Un altro campo dove l’epigenomica ha dato un impulso straordinario è lo studio delle cellule staminali. Oggi è noto che la capacità rigenerativa di queste cellule dipende in buona parte dalla possibilità di resettare il proprio programma genetico per assumere un’identità diversa e questo avviene cancellando i segnali epigenetici presenti nel DNA. Agendo sui questi segnali, un gruppo di ricercatori giapponesi guidati da Shinya Yamanaka è riuscito nel 2007 a riprogrammare cellule umane adulte trasformandole in cellule staminali pluripotenti simili a quelle embrionali (Induced Pluripotent Stem Cells), una scoperta che ha aperto nuovi orizzonti alla medicina rigenerativa.
L’avvento degli studi sull’epigenetica ha portato a guardare con occhi nuovi il cosiddetto «DNA spazzatura», e cioè il DNA non codificante del genoma che, abbiamo visto, rappresenta la stragrande maggioranza del nostro patrimonio ereditario.
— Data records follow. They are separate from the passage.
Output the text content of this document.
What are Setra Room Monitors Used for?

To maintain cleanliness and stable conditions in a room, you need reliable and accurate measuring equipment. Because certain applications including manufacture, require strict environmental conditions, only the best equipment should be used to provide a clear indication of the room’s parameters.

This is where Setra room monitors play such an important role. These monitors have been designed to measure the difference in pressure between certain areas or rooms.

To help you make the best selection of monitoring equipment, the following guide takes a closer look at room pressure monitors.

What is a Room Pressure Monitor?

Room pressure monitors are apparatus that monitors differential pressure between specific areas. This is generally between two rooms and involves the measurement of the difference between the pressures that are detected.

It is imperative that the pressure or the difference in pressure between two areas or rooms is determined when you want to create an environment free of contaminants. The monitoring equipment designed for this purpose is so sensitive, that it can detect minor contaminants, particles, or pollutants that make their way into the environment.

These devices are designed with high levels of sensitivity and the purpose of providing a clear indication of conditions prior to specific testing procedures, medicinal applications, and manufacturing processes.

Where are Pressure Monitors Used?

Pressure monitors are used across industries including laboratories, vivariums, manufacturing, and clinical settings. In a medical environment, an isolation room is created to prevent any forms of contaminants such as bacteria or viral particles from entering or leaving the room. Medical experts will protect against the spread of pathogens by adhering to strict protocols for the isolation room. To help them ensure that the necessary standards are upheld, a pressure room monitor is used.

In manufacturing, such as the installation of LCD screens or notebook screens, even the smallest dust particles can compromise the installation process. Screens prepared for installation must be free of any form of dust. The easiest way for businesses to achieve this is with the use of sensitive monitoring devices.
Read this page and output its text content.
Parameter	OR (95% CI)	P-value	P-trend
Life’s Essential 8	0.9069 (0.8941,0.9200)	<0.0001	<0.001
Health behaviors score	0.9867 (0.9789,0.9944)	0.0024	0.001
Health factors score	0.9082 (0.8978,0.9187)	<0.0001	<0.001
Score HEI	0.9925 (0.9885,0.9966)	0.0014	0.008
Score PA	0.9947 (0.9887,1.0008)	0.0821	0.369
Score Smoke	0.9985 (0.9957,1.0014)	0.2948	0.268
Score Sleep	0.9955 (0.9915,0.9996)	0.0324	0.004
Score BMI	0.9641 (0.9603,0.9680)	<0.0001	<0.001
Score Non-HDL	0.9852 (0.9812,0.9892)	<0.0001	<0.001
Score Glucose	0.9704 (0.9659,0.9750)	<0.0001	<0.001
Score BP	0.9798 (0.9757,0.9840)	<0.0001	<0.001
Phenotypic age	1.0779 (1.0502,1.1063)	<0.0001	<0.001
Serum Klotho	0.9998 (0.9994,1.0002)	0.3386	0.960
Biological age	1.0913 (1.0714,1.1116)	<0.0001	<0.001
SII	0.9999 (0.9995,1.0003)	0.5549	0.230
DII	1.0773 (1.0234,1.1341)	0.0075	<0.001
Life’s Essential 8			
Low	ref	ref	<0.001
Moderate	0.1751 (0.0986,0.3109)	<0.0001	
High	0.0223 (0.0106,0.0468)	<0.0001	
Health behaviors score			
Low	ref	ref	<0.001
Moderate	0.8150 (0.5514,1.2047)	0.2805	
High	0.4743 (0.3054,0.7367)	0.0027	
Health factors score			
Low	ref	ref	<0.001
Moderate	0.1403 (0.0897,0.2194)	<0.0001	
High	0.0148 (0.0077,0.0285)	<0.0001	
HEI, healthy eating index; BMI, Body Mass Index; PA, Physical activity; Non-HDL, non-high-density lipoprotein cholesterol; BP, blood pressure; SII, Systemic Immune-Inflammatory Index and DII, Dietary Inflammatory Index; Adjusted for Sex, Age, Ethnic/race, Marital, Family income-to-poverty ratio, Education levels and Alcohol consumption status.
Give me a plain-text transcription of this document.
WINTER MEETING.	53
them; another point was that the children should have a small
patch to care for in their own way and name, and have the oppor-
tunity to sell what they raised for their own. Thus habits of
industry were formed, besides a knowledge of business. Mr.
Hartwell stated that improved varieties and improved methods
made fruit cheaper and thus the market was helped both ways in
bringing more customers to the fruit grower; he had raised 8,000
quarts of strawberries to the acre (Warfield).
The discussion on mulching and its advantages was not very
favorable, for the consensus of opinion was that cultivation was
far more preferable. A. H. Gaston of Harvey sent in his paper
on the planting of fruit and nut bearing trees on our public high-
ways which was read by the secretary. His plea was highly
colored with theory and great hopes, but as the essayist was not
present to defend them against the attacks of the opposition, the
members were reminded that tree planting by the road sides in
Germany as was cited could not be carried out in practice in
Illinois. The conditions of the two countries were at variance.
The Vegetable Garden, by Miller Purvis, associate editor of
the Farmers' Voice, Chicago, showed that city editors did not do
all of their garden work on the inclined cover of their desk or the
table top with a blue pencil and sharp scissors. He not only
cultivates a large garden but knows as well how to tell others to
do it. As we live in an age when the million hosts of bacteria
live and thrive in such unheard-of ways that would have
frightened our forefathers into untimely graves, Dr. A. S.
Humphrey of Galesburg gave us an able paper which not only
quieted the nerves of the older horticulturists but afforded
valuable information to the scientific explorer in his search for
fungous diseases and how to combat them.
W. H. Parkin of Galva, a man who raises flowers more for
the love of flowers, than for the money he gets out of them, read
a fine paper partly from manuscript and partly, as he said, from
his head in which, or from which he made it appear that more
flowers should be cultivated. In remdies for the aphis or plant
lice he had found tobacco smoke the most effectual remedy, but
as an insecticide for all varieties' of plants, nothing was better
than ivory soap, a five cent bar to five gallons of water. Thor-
Il ruolo del DNA non codificante è ancora in gran parte misterioso, ma è ormai chiaro che da esso partano innumerevoli segnali epigenetici che influenzano il funzionamento dell’intero genoma. Uno di questi, l’interferenza a RNA (iRNA), è valso il premio Nobel per la medicina (2006) agli scienziati che lo hanno scoperto: gli americani Andrew Fire e Craig Mello. L’iRNA consiste nel fatto che il DNA non codificante produce delle corte molecole di RNA, ciascuna delle quali interferisce in modo specifico e mirato con l’azione di uno o più geni. L’insieme di tutti questi RNA forma una rete incredibilmente complessa e raffinata per la regolazione del DNA, un mondo nuovo che le ricerche stanno gradualmente svelando.
Alla luce degli studi più recenti, insomma, possiamo dire che proprio quella parte del genoma un tempo liquidata come «spazzatura» rappresenta la vera eminenza grigia del nostro patrimonio ereditario.
Pagelle tridimensionali
[…] Considerata l’importanza dell’epigenetica, è prevedibile che i profili genomici del futuro non potranno fare a meno di prenderla in considerazione. Le pagelle genomiche di domani non saranno soltanto basate sulla sequenza completa del DNA, ma somiglieranno sempre più a mappamondi tridimensionali, nel senso che terranno conto della complessità del genoma, delle relazioni fra geni diversi e dello stato epigenetico del DNA. Vedere «dall’alto» il genoma, proprio come un mappamondo, ci farà individuare collegamenti utili e insospettabili fra diverse parti del nostro DNA, molto più di quanto riusciamo oggi a fare con una lista lineare di geni e varianti.
Affiancando i profili epigenetici alla sequenza del DNA sarà più facile decodificare l’identità e il programma genetico delle nostre cellule: questo potrà aiutarci, per esempio, a distinguere il programma «criminoso» di un tumore in fase incipiente da quello di un tessuto normale. Con il progredire degli studi, anche l’epigenetica verrà assorbita, distillata e utilizzata dalla genomica personalizzata e questo non potrà che migliorare l’affidabilità delle nostre pagelle genomiche.